Нас очень удивило, что приехав 8-го марта на аэродром мы тебя не встретили. Мы сначала не могли поверить в то, что ты не приехала, и проторчали там три часа. Имея единственным источником информации радио, мы в течение нескольких дней не знали, что и подумать. Но после того, как в газетах появилось сообщение ТАСС о том, что тебе предоставлено право находиться заграницей сколько ты захочешь, мы более или менее успокоились, и жизнь вошла в свою колею. Если не считать того, что Катя до сих пор никак не может войти в эту самую колею, да и мы, честно говоря, мало что понимаем…

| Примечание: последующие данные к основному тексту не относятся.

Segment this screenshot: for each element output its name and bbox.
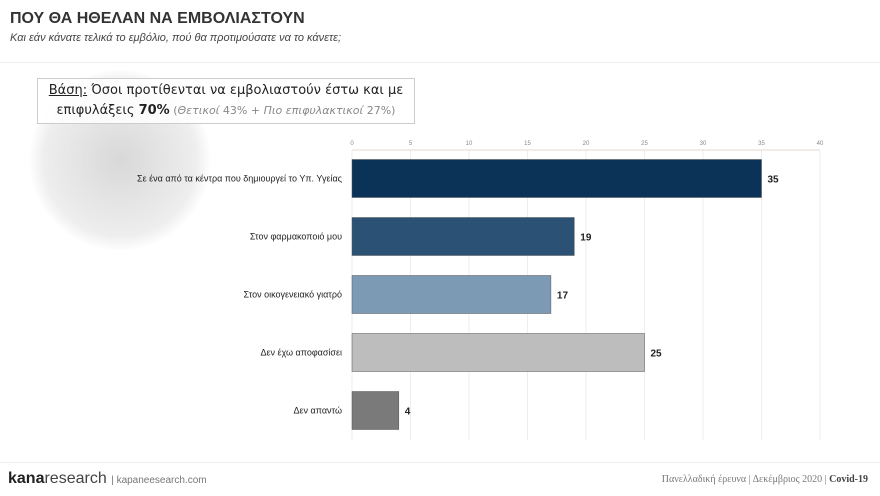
- x-tick-label: 10: [466, 141, 473, 147]
- category-label: Δεν έχω αποφασίσει: [261, 348, 343, 358]
- x-tick-label: 30: [700, 141, 707, 147]
- data-label: 17: [557, 291, 569, 302]
- x-tick-label: 15: [524, 141, 531, 147]
- positive-label: Θετικοί: [177, 104, 220, 117]
- base-text: Όσοι προτίθενται να εμβολιαστούν έστω κα…: [56, 83, 404, 118]
- footer-info: Πανελλαδική έρευνα | Δεκέμβριος 2020 | C…: [661, 474, 868, 485]
- base-label: Βάση:: [48, 83, 88, 98]
- x-tick-label: 20: [583, 141, 590, 147]
- x-tick-label: 5: [409, 141, 413, 147]
- divider: [0, 62, 880, 63]
- reserved-value: 27%): [363, 104, 396, 117]
- category-label: Σε ένα από τα κέντρα που δημιουργεί το Υ…: [137, 174, 343, 184]
- page-title: ΠΟΥ ΘΑ ΗΘΕΛΑΝ ΝΑ ΕΜΒΟΛΙΑΣΤΟΥΝ: [10, 10, 305, 27]
- x-tick-label: 25: [641, 141, 648, 147]
- bar: [351, 333, 645, 372]
- positive-value: 43% +: [219, 104, 264, 117]
- data-label: 4: [405, 407, 411, 418]
- base-open: (: [169, 104, 178, 117]
- data-label: 25: [651, 349, 663, 360]
- x-tick-label: 35: [758, 141, 765, 147]
- footer-divider: [0, 462, 880, 463]
- category-label: Δεν απαντώ: [294, 406, 342, 416]
- data-label: 35: [768, 175, 780, 186]
- category-label: Στον φαρμακοποιό μου: [250, 232, 342, 242]
- bar: [351, 159, 762, 198]
- bar: [351, 217, 575, 256]
- bar: [351, 391, 400, 430]
- logo: kanaresearch | kapaneesearch.com: [8, 470, 207, 487]
- data-label: 19: [580, 233, 592, 244]
- bar: [351, 275, 552, 314]
- category-label: Στον οικογενειακό γιατρό: [244, 290, 342, 300]
- x-tick-label: 0: [350, 141, 354, 147]
- base-value: 70%: [138, 103, 170, 118]
- page-subtitle: Και εάν κάνατε τελικά το εμβόλιο, πού θα…: [10, 32, 342, 44]
- base-note: Βάση: Όσοι προτίθενται να εμβολιαστούν έ…: [37, 78, 415, 124]
- reserved-label: Πιο επιφυλακτικοί: [263, 104, 364, 117]
- x-tick-label: 40: [817, 141, 824, 147]
- footer-url[interactable]: kapaneesearch.com: [116, 475, 207, 486]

Нас очень удивило то, что со времени твоего отъезда из Индии мы не получали от тебя никаких вестей, и я даже звонил в посольство Швейцарии, и просил, чтобы мне помогли с тобой связаться. До сих пор никакого ответа оттуда я не получил. Наше удивление усиливалось еще оттого, что в твоем последнем письме из Индии (от 23 февраля) ты писала, что 8-го марта приедешь.

Наконец пришла открытка от тебя, в которой ты пишешь, что не знаешь, как с нами связаться. Можешь ли ты объяснить, почему мы должны писать на адрес Департамента? Нам бы очень хотелось написать тебе непосредственно, или, что самое лучшее, поговорить с тобой по телефону обо всем. В частности, нам бы хотелось знать твои планы на будущее, как долго ты собираешься там пробыть и когда собираешься вернуться.

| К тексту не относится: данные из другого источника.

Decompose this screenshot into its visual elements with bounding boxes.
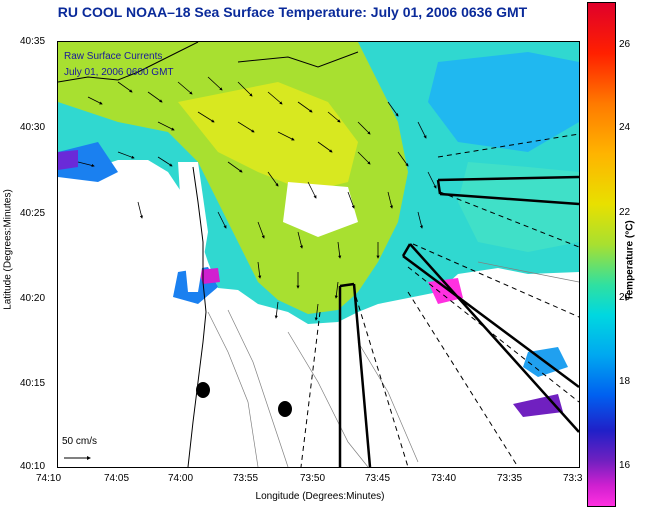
colorbar-tick: 24 bbox=[619, 122, 631, 133]
y-tick: 40:10 bbox=[20, 461, 46, 472]
station-markers bbox=[196, 382, 292, 417]
x-tick: 73:45 bbox=[365, 473, 391, 484]
current-vectors bbox=[77, 76, 437, 321]
colorbar-tick: 18 bbox=[619, 376, 631, 387]
x-tick: 73:55 bbox=[233, 473, 259, 484]
y-tick: 40:35 bbox=[20, 36, 46, 47]
x-axis-label: Longitude (Degrees:Minutes) bbox=[255, 491, 385, 502]
scale-label: 50 cm/s bbox=[62, 436, 98, 447]
colorbar-tick: 16 bbox=[619, 460, 631, 471]
station-marker bbox=[196, 382, 210, 398]
transect-boxes bbox=[338, 175, 579, 467]
y-tick: 40:30 bbox=[20, 122, 46, 133]
x-tick: 74:05 bbox=[104, 473, 130, 484]
y-tick: 40:15 bbox=[20, 378, 46, 389]
station-marker bbox=[278, 401, 292, 417]
y-tick: 40:25 bbox=[20, 208, 46, 219]
sst-map-svg bbox=[58, 42, 579, 467]
colorbar-tick: 22 bbox=[619, 207, 631, 218]
transect-lines-dashed bbox=[300, 133, 579, 467]
colorbar bbox=[587, 2, 616, 507]
x-tick: 73:40 bbox=[431, 473, 457, 484]
x-tick: 73:3 bbox=[563, 473, 583, 484]
y-tick: 40:20 bbox=[20, 293, 46, 304]
legend-line-1: Raw Surface Currents bbox=[64, 51, 163, 62]
legend-line-2: July 01, 2006 0600 GMT bbox=[64, 67, 174, 78]
sst-field bbox=[58, 42, 579, 417]
colorbar-label: Temperature (°C) bbox=[624, 220, 636, 301]
colorbar-tick: 26 bbox=[619, 39, 631, 50]
x-tick: 73:50 bbox=[300, 473, 326, 484]
bathymetry-contours bbox=[207, 261, 579, 467]
coastline bbox=[58, 42, 359, 467]
sst-map bbox=[57, 41, 580, 468]
colorbar-tick: 20 bbox=[619, 292, 631, 303]
x-tick: 74:10 bbox=[36, 473, 62, 484]
y-axis-label: Latitude (Degrees:Minutes) bbox=[2, 189, 14, 310]
x-tick: 73:35 bbox=[497, 473, 523, 484]
map-title: RU COOL NOAA–18 Sea Surface Temperature:… bbox=[57, 4, 528, 20]
x-tick: 74:00 bbox=[168, 473, 194, 484]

Мама, все твои друзья спрашивают о тебе. Было бы очень хорошо, если бы ты нам написала, что мы должны в данном случае отвечать.

До свидания. Целуем. Ося, Катя.

4-го апреля, 1967».

Значит Джайпал так и не переслал моего письма.

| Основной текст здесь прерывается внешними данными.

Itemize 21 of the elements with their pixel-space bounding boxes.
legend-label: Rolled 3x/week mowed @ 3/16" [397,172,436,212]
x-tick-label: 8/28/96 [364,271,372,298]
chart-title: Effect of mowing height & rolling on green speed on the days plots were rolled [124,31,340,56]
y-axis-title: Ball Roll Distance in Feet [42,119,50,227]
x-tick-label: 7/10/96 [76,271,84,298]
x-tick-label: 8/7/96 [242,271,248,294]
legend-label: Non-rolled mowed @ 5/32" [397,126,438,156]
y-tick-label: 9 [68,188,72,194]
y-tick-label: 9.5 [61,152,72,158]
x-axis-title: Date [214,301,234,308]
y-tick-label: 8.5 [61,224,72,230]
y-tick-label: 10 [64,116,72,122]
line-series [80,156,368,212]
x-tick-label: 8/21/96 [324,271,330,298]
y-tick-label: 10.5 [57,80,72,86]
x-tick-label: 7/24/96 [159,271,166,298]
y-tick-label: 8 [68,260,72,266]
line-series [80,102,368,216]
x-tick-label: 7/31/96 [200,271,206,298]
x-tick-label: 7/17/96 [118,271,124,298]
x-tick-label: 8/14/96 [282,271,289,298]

Они ничего не знают и не понимают. Но как я могла сообщать им из Индии о своих «планах», когда они были мне самой неясны до последнего момента?!

Я рассказала все Яннеру. Он понимал мои чувства, и сказал, что лучше всего вызвать Москву по телефону.

Мы поехали в маленькую гостиницу Муртен, недалеко от Фрибурга., взяли гостиную с телефоном и заказали мой московский номер, назвав вымышленное имя из Швейцарии. Ждали минут двадцать, но я извелась за это время.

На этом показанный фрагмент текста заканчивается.